Speaker
Description
The international radiological and nuclear (RN) community recognizes Improvised Nuclear Devices (INDs) as a significant security threat. Therefore, efficient, and reliable detection solutions at points of entry, our first line of defense, are critical for maintaining secure yet open borders. Screening of containerized cargo for INDs, and RN materials in general, is primarily done using drive-through radiation portal monitors (RPMs). RPMs scan containers and trigger an alarm if the analysis of gross counts and ratios in specific energy windows exceed a set threshold. Globally, advanced computing algorithms, including machine learning and artificial intelligence, are being developed and enhanced to improve the consistency and accuracy of RN materials identification and reduce the burden of unnecessary inspections for containers with naturally-occurring radioactive material. However, these data analytics algorithms require augmentation with true positive sample scan data covering the full threat space, including data representing INDs of various intensities and shielding materials. The scarcity of, and strict access to, large quantities of special nuclear materials (SNM) in various geometries and isotopic compositions have led to RPMs and other portable detectors being deployed without testing their performances against INDs, resulting in a high number of false alarms which require a significant amount of time to manually resolve.

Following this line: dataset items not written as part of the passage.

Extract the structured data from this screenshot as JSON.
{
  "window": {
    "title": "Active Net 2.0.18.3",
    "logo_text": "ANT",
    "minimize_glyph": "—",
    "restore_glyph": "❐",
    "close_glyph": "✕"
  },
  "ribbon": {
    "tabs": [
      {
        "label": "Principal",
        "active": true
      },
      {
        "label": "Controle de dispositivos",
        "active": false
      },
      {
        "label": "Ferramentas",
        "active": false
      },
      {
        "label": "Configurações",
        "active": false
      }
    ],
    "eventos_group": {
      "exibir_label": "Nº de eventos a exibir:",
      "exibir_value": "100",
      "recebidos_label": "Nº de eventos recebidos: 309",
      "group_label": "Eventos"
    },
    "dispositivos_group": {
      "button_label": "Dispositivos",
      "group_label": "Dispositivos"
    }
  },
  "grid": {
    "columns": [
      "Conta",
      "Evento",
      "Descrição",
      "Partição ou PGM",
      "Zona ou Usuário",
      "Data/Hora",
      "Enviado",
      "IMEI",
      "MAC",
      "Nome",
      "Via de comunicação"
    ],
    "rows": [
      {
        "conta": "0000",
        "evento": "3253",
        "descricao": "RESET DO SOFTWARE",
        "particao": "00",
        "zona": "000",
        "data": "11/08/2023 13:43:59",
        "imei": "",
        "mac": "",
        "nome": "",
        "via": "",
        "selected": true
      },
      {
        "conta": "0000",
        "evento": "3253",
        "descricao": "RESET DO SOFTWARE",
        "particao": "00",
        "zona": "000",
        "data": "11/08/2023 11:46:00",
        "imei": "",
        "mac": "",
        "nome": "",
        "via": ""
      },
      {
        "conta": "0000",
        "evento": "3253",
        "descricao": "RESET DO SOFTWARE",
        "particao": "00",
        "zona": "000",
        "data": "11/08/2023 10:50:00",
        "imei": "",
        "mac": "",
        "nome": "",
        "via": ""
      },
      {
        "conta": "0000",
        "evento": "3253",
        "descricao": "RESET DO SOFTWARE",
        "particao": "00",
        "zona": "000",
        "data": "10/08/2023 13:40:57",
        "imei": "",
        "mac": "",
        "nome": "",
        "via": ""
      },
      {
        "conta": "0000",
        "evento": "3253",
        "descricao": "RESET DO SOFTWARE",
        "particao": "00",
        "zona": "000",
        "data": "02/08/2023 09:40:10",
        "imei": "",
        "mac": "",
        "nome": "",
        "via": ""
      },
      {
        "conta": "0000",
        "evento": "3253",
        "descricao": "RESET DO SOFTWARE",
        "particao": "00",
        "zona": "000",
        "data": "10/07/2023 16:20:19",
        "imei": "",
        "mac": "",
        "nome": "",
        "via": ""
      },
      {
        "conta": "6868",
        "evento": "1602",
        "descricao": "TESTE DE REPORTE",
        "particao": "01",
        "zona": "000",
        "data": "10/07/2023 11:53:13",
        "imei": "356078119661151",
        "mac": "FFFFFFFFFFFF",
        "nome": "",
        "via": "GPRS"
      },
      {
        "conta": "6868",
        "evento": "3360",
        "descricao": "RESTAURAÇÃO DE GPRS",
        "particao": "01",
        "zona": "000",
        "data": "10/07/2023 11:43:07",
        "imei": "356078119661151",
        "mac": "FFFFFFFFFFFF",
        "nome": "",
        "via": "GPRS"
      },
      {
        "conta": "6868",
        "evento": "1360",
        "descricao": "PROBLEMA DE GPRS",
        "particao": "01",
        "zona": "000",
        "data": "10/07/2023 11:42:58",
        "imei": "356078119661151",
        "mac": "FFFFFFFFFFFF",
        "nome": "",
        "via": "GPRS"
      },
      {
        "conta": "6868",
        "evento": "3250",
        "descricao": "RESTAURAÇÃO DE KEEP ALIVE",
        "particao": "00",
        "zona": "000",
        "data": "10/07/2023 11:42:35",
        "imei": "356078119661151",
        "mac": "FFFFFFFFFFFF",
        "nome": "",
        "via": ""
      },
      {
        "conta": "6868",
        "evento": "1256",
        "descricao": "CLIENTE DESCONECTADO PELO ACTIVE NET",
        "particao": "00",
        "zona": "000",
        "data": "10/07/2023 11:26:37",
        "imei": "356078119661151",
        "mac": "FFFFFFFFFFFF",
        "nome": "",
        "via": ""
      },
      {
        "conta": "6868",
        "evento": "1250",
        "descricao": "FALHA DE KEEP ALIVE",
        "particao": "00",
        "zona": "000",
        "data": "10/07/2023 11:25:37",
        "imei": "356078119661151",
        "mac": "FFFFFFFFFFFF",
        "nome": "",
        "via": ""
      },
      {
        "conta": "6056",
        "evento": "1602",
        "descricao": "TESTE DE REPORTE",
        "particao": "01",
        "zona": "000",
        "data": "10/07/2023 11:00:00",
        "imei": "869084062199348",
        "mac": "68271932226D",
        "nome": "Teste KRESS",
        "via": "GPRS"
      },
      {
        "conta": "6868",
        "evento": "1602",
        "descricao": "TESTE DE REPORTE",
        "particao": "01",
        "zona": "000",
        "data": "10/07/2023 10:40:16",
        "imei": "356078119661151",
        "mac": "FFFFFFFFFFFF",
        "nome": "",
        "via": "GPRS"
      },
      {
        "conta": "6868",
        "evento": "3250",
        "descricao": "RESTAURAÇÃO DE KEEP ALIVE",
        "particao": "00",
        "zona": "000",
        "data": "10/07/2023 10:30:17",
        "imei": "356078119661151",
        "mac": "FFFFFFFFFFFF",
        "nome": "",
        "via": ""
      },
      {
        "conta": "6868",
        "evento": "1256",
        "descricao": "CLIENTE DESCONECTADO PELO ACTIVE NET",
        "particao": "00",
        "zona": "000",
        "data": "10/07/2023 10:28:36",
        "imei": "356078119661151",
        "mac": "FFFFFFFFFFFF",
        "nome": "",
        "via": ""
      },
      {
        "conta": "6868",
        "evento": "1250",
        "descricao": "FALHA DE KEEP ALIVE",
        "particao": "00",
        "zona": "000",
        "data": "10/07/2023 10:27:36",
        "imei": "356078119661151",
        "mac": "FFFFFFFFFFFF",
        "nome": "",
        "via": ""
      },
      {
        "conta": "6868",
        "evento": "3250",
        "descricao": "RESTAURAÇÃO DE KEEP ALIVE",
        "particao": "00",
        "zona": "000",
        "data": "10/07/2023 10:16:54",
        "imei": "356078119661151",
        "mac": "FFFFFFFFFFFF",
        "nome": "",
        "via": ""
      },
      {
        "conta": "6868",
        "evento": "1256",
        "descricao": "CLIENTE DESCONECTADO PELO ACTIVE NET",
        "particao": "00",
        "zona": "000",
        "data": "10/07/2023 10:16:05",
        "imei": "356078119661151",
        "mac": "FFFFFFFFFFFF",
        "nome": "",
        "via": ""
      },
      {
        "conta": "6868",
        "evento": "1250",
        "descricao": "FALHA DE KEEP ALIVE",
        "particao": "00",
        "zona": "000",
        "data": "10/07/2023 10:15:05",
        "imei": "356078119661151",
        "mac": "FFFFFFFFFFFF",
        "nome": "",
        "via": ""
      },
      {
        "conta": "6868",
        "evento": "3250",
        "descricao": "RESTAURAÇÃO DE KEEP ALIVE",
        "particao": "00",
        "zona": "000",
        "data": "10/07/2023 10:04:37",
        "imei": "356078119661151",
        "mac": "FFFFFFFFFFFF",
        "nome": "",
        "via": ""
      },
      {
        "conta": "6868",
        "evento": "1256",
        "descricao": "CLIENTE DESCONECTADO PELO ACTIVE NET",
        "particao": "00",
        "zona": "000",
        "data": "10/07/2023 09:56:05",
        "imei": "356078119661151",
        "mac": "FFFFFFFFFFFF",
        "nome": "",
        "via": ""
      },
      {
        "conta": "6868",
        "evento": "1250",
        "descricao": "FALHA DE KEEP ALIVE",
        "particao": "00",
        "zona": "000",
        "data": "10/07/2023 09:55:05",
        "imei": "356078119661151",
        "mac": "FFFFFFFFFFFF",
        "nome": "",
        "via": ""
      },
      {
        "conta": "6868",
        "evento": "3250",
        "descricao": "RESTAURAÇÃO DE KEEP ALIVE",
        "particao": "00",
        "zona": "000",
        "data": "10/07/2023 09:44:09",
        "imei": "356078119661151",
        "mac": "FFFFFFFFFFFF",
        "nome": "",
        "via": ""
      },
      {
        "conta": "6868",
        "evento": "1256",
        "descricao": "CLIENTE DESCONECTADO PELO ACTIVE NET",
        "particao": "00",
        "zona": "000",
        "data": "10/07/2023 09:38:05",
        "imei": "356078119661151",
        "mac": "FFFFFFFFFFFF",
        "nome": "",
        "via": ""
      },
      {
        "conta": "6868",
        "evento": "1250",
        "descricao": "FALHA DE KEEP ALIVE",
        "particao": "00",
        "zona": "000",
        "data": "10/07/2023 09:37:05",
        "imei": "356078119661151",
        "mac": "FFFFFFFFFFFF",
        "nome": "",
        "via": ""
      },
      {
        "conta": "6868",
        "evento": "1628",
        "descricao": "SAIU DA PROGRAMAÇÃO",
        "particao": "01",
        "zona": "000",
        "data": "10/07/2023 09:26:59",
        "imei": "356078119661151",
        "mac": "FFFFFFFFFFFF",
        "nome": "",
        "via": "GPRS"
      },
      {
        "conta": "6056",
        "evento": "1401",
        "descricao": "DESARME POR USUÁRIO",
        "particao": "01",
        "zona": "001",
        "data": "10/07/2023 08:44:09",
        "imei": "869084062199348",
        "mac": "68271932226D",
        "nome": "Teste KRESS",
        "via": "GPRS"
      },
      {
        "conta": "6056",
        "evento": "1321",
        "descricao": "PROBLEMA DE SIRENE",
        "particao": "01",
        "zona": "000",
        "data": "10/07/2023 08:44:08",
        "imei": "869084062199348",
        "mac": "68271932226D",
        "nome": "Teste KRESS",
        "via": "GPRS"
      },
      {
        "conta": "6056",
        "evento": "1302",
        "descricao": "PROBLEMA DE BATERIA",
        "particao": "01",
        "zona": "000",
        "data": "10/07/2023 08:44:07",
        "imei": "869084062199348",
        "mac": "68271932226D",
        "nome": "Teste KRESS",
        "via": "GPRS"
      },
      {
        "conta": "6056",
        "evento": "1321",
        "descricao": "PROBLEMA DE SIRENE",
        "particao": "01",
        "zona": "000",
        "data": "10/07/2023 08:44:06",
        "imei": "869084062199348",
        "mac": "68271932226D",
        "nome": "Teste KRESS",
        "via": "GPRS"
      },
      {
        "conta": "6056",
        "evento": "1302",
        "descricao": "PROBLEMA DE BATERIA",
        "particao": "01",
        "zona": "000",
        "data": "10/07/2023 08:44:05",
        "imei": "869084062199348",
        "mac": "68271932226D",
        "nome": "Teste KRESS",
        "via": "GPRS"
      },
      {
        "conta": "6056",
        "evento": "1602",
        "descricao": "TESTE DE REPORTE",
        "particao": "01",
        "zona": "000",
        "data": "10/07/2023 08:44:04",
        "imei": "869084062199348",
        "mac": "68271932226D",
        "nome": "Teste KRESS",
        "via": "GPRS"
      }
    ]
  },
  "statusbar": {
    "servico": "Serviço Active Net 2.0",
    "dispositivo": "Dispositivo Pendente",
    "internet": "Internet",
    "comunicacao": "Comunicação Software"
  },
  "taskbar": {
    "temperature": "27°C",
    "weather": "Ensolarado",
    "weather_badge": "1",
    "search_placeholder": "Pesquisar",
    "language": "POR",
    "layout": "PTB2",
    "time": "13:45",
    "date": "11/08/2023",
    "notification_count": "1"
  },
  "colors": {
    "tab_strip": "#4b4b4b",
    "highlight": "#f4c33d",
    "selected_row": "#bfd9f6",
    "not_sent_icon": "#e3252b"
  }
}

Self-shielding in bulk SNMs, such as those occurring in INDs, limits the detection of gamma/X-rays originating more than a few millimeters below a sample’s surface, leaving mostly high- energy gamma rays and surface low-energy gamma/X-rays detectable in search scenarios. Thus, a thin layer of nuclear material deposited on a metallic or plastic shell could be designed to precisely match the gamma-ray emissions, in terms of energy spectrum and rate, as a bulk-quantity of nuclear material. Hence, versatile, well-characterized, optimized, and traceable radiation sources could be fabricated for the envisioned applications by controlling the geometry, thickness of the deposited layer, overall dimensions, and isotopic composition.
Canadian Nuclear Laboratories (CNL) is exploring the applicability of additive manufacturing technologies for making modular radiation sources using natural uranium (NU). The 3D-printed thin layers of NU within plastic shells have been demonstrated at CNL. Using less than a hundred grams of NU, careful balancing of the shape and size has permitted for accurate replication of the gamma spectrum and emission rate of a bulk NU sample with a mass of a few kilograms. This presentation highlights the Geant4 simulations for designing and optimizing the radiation source’s shape and size while minimizing the NU mass, the fabrication techniques, and the first experimental comparisons between the 3D-printed source and a bulk mass of NU. Based on that, it is believed that these modular radiation sources will enable the creation of true positive datasets that mimic those expected from a real IND, and therefore the development of an algorithm to help assess the significance of the alarms. Work is still underway to fabricate thin and modular highly enriched uranium (HEU) and U-233 radiation sources to match the gamma/X-ray emissions of a bulk mass of 25kg HEU and U-233 respectively.